The knock sensor error is not going to cause the bike to self destruct. Most of the time it doesn’t even engage and cause ignition retardation unless you’ve put bad fuel in it. If it’s true that it defaults to the retarded timing, self destruction is even less likely.
 
Hi Guys,
Apologies as this must be an old subject but need your help?

ST1300A 2003
Error code F1 26
I replaced the fuel with high octane
Replace both knock sensors, wires and connectors.
Unplugged the ECU for 24 hrs

Put it all back together and and F1 26 came back on after 4000 revs..


My questions:
Can the ECU be repaired..
Can you still get a replacement ECU and do need to replace the ignition keys to?
Is the F1 error code a MOT failure in the UK?

I noticed on ebay there was a replacement ECU, but its very expensive and no guarantees?

Any feedback gratefully received as I need to get the old girl back on the road..

Same happened to my 2003.
Found a 2005 ECU at a salvage yard, about £160.
Problem solved, bike running smoother, probably updated mapping.
Before the swap I rode about 5000 miles with the light, no problems.
Good luck!
Stu
 
interesting one with my 2006 ST. It started with Fi code 26 on a trip home about a year or so ago- living in South Africa it was in the summer with about 32°c ambient temperature, it seems that my ST takes longer to to give the Fi code in colder weather like in winter time and then also initially it will take a good couple of hundred kilometers to first light up. We did a trip of about 500km(312miles) one way and the Fi light never made it's appearance and it is currently autumn here. On our way back home the Fi light did light up again.

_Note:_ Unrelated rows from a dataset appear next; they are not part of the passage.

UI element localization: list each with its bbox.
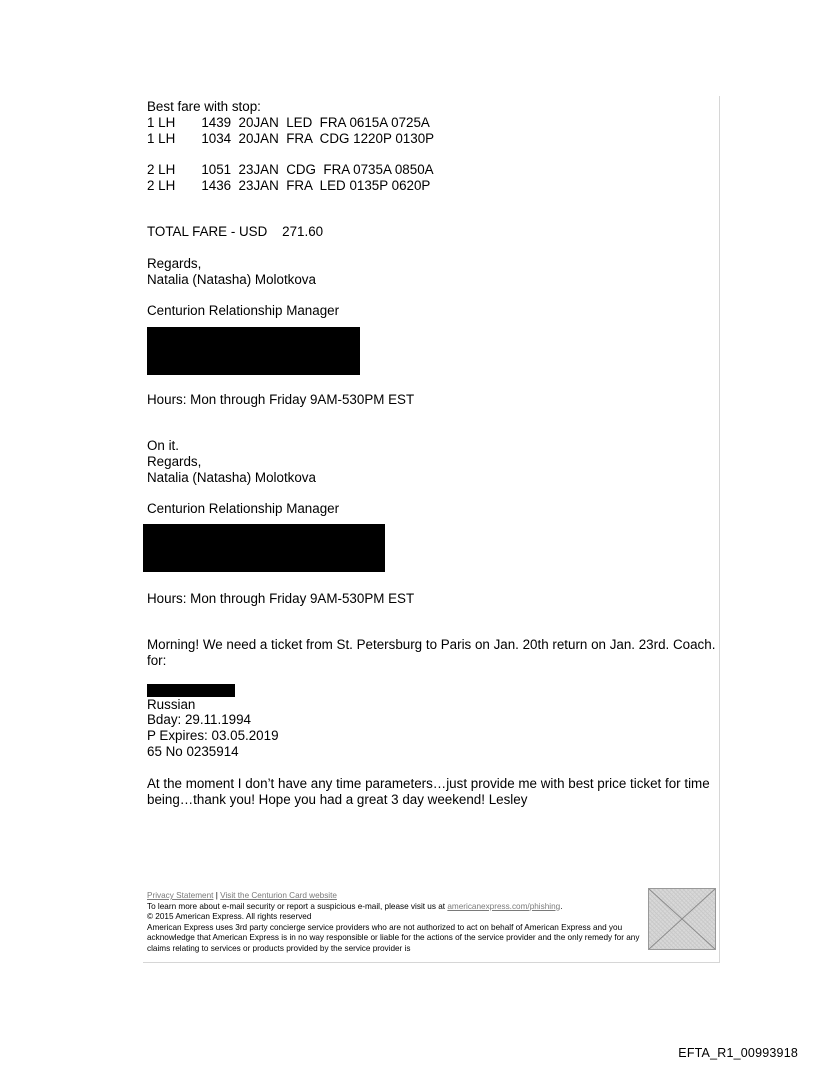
footer-links [147, 891, 647, 902]
phishing-link[interactable]: americanexpress.com/phishing [447, 901, 561, 911]
office-hours: Hours: Mon through Friday 9AM-530PM EST [147, 591, 415, 607]
redaction-block [143, 524, 385, 572]
fare-heading: Best fare with stop: [147, 99, 261, 114]
passport-expiry: P Expires: 03.05.2019 [147, 728, 279, 744]
document-id: EFTA_R1_00993918 [678, 1046, 798, 1060]
flight-row: 2 LH 1436 23JAN FRA LED 0135P 0620P [147, 178, 431, 194]
email-body [147, 99, 717, 807]
email-footer [147, 891, 647, 955]
centurion-website-link[interactable]: Visit the Centurion Card website [220, 891, 337, 900]
link-separator: | [215, 891, 218, 900]
flight-row: 1 LH 1439 20JAN LED FRA 0615A 0725A [147, 114, 430, 130]
signature-regards: Regards, [147, 255, 202, 271]
disclaimer: American Express uses 3rd party concierge service providers who are not authorized to act on behalf of American Express and you acknowledge that American Express is in no way responsible or liable for the actions of the service provider and the only remedy for any claims relating to services or products provided by the service provider is [147, 922, 640, 953]
broken-image-icon [648, 888, 716, 950]
office-hours: Hours: Mon through Friday 9AM-530PM EST [147, 392, 415, 408]
nationality: Russian [147, 696, 196, 712]
privacy-statement-link[interactable]: Privacy Statement [147, 891, 214, 900]
signature-name: Natalia (Natasha) Molotkova [147, 469, 316, 485]
redaction-block [147, 684, 235, 697]
signature-name: Natalia (Natasha) Molotkova [147, 271, 316, 287]
period: . [560, 901, 563, 911]
signature-title: Centurion Relationship Manager [147, 303, 340, 319]
total-fare: TOTAL FARE - USD 271.60 [147, 223, 324, 239]
security-text: To learn more about e-mail security or report a suspicious e-mail, please visit us at [147, 901, 448, 911]
closing-message: At the moment I don’t have any time parameters…just provide me with best price ticket for time being…thank you! Hope you had a great 3 day weekend! Lesley [147, 775, 710, 807]
copyright: © 2015 American Express. All rights reserved [147, 912, 312, 922]
signature-title: Centurion Relationship Manager [147, 501, 340, 517]
redaction-block [147, 327, 360, 375]
flight-row: 1 LH 1034 20JAN FRA CDG 1220P 0130P [147, 130, 435, 146]
passport-number: 65 No 0235914 [147, 743, 239, 759]
signature-regards: Regards, [147, 453, 202, 469]
flight-row: 2 LH 1051 23JAN CDG FRA 0735A 0850A [147, 162, 434, 178]
security-notice [147, 902, 647, 913]
reply-opening: On it. [147, 437, 179, 453]
request-message: Morning! We need a ticket from St. Petersburg to Paris on Jan. 20th return on Jan. 23rd. Coach. for: [147, 636, 716, 668]
birthday: Bday: 29.11.1994 [147, 712, 251, 728]
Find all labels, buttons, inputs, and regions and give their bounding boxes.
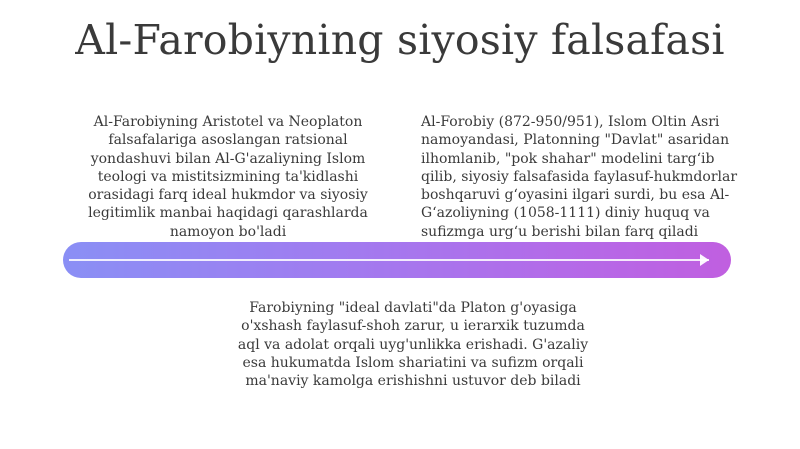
left-text-block: Al-Farobiyning Aristotel va Neoplaton falsafalariga asoslangan ratsional yondashuvi bilan Al-G'azaliyning Islom teologi va mistitsizmining ta'kidlashi orasidagi farq ideal hukmdor va siyosiy legitimlik manbai haqidagi qarashlarda namoyon bo'ladi	[88, 114, 368, 240]
arrow-right-icon	[700, 254, 709, 266]
timeline-line	[69, 259, 709, 261]
timeline-bar	[63, 242, 731, 278]
bottom-text-block: Farobiyning "ideal davlati"da Platon g'oyasiga o'xshash faylasuf-shoh zarur, u ierarxik tuzumda aql va adolat orqali uyg'unlikka erishadi. G'azaliy esa hukumatda Islom shariatini va sufizm orqali ma'naviy kamolga erishishni ustuvor deb biladi	[237, 300, 589, 390]
right-text-block: Al-Forobiy (872-950/951), Islom Oltin Asri namoyandasi, Platonning "Davlat" asaridan ilhomlanib, "pok shahar" modelini targʻib qilib, siyosiy falsafasida faylasuf-hukmdorlar boshqaruvi gʻoyasini ilgari surdi, bu esa Al-Gʻazoliyning (1058-1111) diniy huquq va sufizmga urgʻu berishi bilan farq qiladi	[421, 114, 738, 240]
page-title: Al-Farobiyning siyosiy falsafasi	[75, 16, 725, 64]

The interesting bit is that my ST's battery went dead at the place we visited and i fitted a new battery and after the fitment when riding at highway speed (4000rpm and above) the Fi light shows fault code 25 instead of 26 that was the norm prior to fitting a new battery-also a side note is that my ST does the Fi light on longer trips as my commute to work that is 45km(28miles) mostly highway does not make the Fi light appear..... as per some comments above i also just ride the bike as obtaining a new or at least a proven ECU is an impossible feat and even more so in South Africa.
 
You bought it to ride, not sit there hoping you find a part that's no longer made and a crap shoot to find on ebay.

At some point all ST1300s may have this code. The only fixes I've seen so far are related to hiding the code which is the same as just riding it.

It's a Honda, you can probably run it without oil for an hour.
 
Just thinking out of the box, about what the knock sensor does. Its piezoelectric, creates voltage from vibration. The ecm see a voltage spike from a gas knock, retards the timing a few degrees till it doesn't see the voltage spike or knock . Watching a sensor with a scope you can easily see a voltage spike by simply tapping the engine block with a hammer. One of the two things are happening, either the voltage seen by the ecm at 4000 rpm is too high or the ecm tries to adjust the timing and after adjusting the timing the knock sensor voltage does not change because there in no knock that spikes voltage. So, if you took the sensor and mounted it somewhere different away from the block, cylinder head or frame but somewhere that can still pick up some engine vibration. Another possibility would be to lower the voltage it makes by adding a inline resistor. Let say on initial test the light stays off but if the bike never gets a gas ping it works. This doesn't fix it but it might mask the problem. Food for thought.